Kirkus Reviews QR Code
MANUFACTURING DEPRESSION by Gary Greenberg

MANUFACTURING DEPRESSION

The Secret History of a Modern Disease

by Gary Greenberg

Pub Date: Feb. 2nd, 2010
ISBN: 978-1-4165-6979-4
Publisher: Simon & Schuster

Mother Jones contributing editor and self-described “old-fashioned psychotherapist” Greenberg (The Noble Lie: When Scientists Give the Right Answers for the Wrong Reasons, 2008, etc.) ponders depression and its treatment through the ages.

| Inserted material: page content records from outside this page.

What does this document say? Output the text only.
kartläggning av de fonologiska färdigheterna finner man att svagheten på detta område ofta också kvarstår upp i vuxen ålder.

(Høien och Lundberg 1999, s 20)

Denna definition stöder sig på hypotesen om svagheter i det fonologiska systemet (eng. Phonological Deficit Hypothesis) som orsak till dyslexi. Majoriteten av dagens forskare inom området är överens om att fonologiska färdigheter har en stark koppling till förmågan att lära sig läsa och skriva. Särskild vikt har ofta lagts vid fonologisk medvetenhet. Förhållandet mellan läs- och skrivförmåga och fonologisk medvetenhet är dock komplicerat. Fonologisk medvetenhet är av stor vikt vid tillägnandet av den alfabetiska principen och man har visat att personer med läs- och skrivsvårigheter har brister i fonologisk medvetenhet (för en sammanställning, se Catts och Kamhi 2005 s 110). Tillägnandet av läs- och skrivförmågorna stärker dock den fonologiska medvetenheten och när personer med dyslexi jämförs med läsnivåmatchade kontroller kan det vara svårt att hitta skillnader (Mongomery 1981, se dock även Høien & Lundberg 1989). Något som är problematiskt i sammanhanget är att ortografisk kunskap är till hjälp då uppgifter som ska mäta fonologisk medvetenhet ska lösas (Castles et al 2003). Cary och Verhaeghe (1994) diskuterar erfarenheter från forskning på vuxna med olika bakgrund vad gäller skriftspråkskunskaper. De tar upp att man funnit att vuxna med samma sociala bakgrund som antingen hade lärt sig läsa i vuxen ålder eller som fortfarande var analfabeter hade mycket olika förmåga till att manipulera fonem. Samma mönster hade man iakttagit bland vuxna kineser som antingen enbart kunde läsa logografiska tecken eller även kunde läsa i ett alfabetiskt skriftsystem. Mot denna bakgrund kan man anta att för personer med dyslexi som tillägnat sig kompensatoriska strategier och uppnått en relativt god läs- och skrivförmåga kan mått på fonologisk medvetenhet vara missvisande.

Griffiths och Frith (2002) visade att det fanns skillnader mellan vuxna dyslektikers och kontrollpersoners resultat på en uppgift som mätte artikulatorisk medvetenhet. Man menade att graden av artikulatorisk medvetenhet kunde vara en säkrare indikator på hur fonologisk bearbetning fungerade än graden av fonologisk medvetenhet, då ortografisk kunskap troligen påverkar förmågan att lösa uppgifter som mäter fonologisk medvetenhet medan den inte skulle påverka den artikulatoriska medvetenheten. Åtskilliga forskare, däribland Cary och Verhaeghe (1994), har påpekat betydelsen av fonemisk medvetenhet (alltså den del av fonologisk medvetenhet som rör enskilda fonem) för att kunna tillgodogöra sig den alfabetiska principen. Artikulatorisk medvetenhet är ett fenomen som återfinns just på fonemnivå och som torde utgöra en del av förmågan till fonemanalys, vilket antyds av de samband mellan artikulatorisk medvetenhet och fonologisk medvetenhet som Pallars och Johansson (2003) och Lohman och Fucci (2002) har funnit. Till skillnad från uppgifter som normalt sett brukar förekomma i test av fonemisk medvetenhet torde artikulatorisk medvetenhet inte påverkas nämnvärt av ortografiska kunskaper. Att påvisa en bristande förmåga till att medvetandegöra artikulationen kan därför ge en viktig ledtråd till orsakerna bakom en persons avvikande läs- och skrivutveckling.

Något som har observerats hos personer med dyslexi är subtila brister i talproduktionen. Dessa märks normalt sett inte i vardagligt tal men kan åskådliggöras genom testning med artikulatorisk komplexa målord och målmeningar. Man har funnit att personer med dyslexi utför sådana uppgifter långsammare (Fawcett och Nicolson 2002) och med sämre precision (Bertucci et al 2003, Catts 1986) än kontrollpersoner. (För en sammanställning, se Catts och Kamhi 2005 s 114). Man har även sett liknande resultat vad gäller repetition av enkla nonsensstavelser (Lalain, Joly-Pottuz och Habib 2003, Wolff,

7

Thirty million Americans now take antidepressant medications. Is this sudden epidemic of depression “not so much the discovery of a long-unrecognized disease but a reconstitution of a broad swath of human experience as illness?” Life is tough, the world is an insecure and often merciless place, and there are bewilderments of loss, stresses and frustrations, not to mention the “melancholy cultivated through fifty years of absorbing life’s quotidian blows.” Call it the human condition, and Greenberg is the first to say the condition can be crippling; he has suffered bouts of deep depressions for years, smartly conveyed here, including participation in a clinical trial for an antidepressant. However, the author is suspicious that the drug came first and then a vast market was created for them through the interplay of pharmacological and insurance companies, doctors and the FDA. He is also distressed about the drugs’ exaggerated claims and sleight-of-hand efficacy statistics. Greenberg focuses heavily on the human element lurking behind the symptoms of depression and their context and meaning. During this tour of depression, the author engages in extended, illuminating discussions of a host of therapeutic techniques, the confounding power of the placebo effect, the evolution of psychopharmacology and the ways in which expectations shape response.

A humanistic, witty exploration of the human response to depression.